Saya juga belajar dari bagaimana orang lain menjalani hubungan mereka dengan gereja lokal setelah tersakiti oleh saudara saudari seiman mereka. Dan apa yang saya temukan adalah bahwa mereka yang memilih untuk tetap terhubung dengan komunitas iman setempat meskipun mereka mengalami trauma, mereka memiliki wawasan bijaksana tentang kepercayaan, pengampunan, dan kearifan—yang sangat berharga tidak hanya bagi mereka yang terluka, melainkan juga bagi seluruh tubuh Kristus.

Sebutkan dan kemukakan secara spesifik luka karena gereja Anda.

Dalam hal memproses luka karena gereja, ada baiknya jika Anda mengetahui bahwa Anda tidak sendirian dan orang lain juga mengalami hal yang sama. Akan tetapi, penting juga untuk mengidentifikasi sumber trauma Anda sendiri dan memisahkannya dari narasi pelecehan lainnya di gereja pada umumnya.

Rachel Baker, seorang istri pendeta, menggambarkan proses berpikirnya setelah mengalami pengalaman yang menyakitkan di gereja sebelumnya: “Untuk memulai proses penyembuhan dan pengampunan, saya harus menunjukkan dengan tepat ‘siapa’ di balik rasa sakit itu. Begitu saya bisa mengidentifikasi ‘siapa’ yang sebenarnya melakukan tindakan yang menyakiti hati saya, maka saya bisa memisahkan mereka dari gereja secara keseluruhan. Tiba-tiba, saya tidak benar-benar mengalami ‘sakit hati karena gereja’ melainkan lebih kepada ‘sakit hati relasional.’”
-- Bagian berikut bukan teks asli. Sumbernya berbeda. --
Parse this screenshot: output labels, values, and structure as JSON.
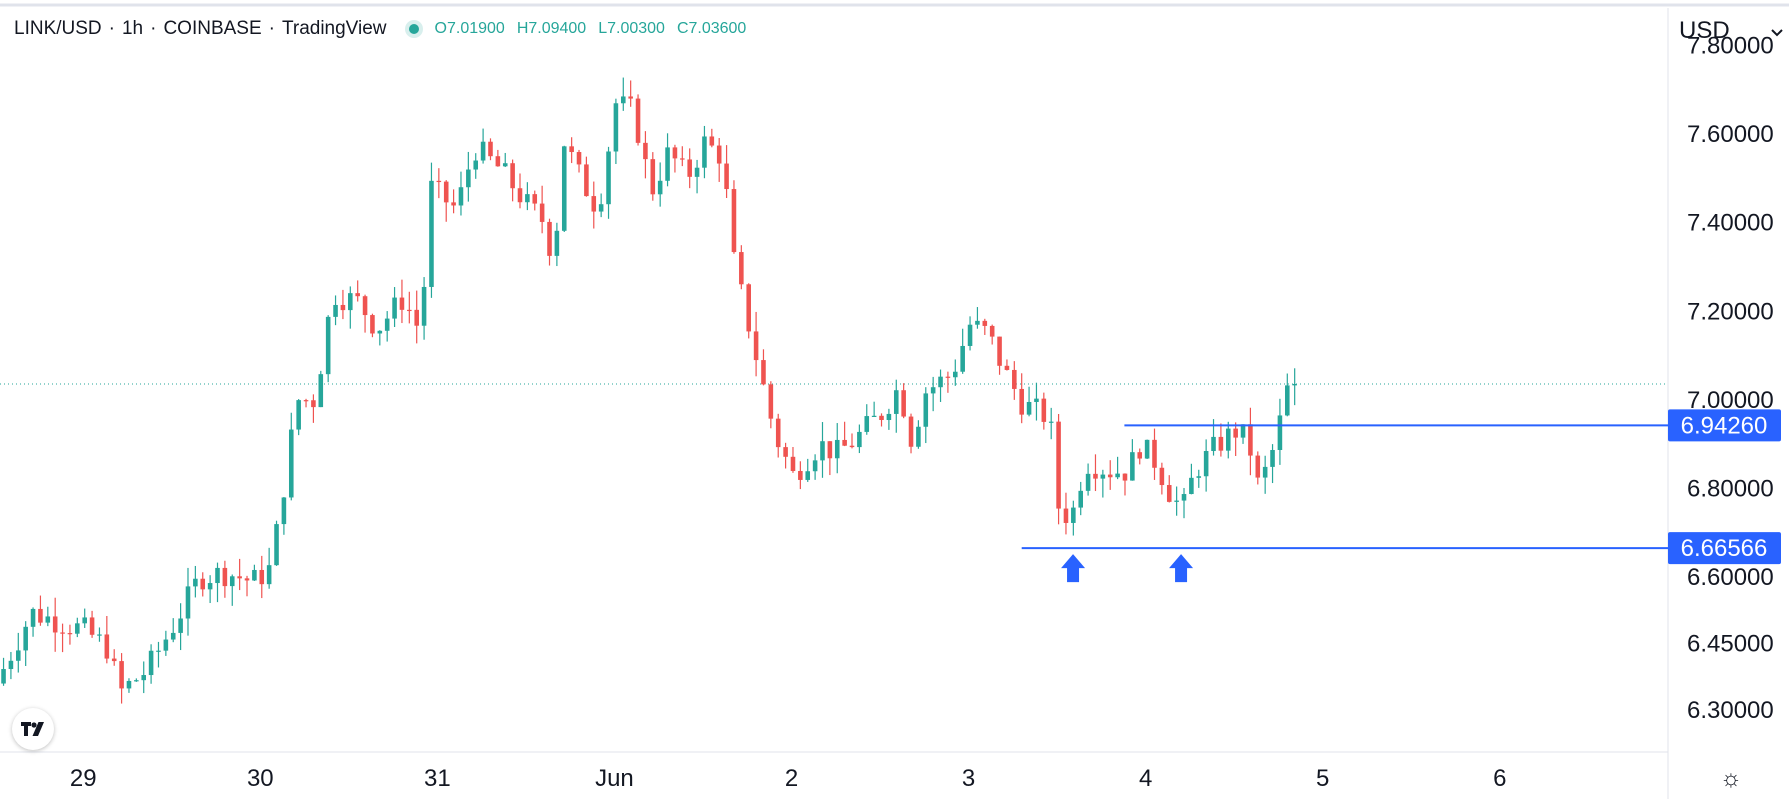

Pembedaan tersebut bisa sangat membantu. Hubungan yang hancur dengan anggota gereja lain dapat meninggalkan luka yang mendalam dan meluas ke persahabatan lain dalam jemaat. Luka hati semacam itu mungkin merupakan bagian konstelasi yang lebih besar dari rusaknya hubungan yang berputar di sekitar pemimpin yang kasar secara rohani—atau mungkin hanya terbatas pada pergumulan antara dua individu. Itulah sebabnya mengapa penting untuk mengidentifikasi sumber dan cakupan dari luka tersebut.

Namun bagi banyak orang, menentukan hal ini tidaklah mudah. Meskipun tidak semua pengalaman luka karena gereja mengarah pada trauma agama, tetapi pola-pola cedera moral dan pelecehan rohani yang berulang jauh lebih meresap dibanding kerusakan hubungan yang terisolasi.

Seorang wanita mengatakan kepada saya bahwa ia melihat banyak contoh pemimpin pria yang menyalahgunakan kekuasaan mereka, berbohong, dan menyembunyikan amoralitas. Sekarang ia berjuang untuk tetap membuka hatinya, melawan sinisme dan keinginan untuk menarik diri. Dia menghargai waktu yang dia habiskan bersama seorang konselor profesional berlisensi sebagai hal yang penting dalam membantunya tetap terhubung dengan gereja. “Saya sering menangis, mengakui kesalahan dan dosa saya dalam merespons, dan memilih untuk taat dibandingkan berputus asa,” katanya.

Di beberapa lingkungan gereja terdapat peningkatan kesadaran tentang perlunya jemaat untuk mendapatkan informasi tentang trauma agar bisa melayani para penyintas pelecehan rohani dengan lebih baik.

Pada tahun-tahun awal setelah saya mengalami pelecehan rohani, konseling dan sesi dengan pembimbing rohani yang matang membantu saya mengenali dan memproses rasa sakit saya dan mulai sembuh—dan belajar bagaimana menghadapi nasihat buruk yang saya terima dari orang lain.

Beberapa teman yang bermaksud baik menanggapi kebingungan, kemarahan, dan kesedihan saya dengan kata-kata klise seperti, “Kamu tahu, tidak ada gereja yang sempurna! Dan kalaupun ada, kamu atau saya akan merusaknya saat kita masuk ke dalamnya.” Saya sudah membaca Surat-surat para rasul (Epistles) dan mengetahui bahwa Alkitab penuh dengan studi kasus tentang gereja-gereja yang tidak sempurna.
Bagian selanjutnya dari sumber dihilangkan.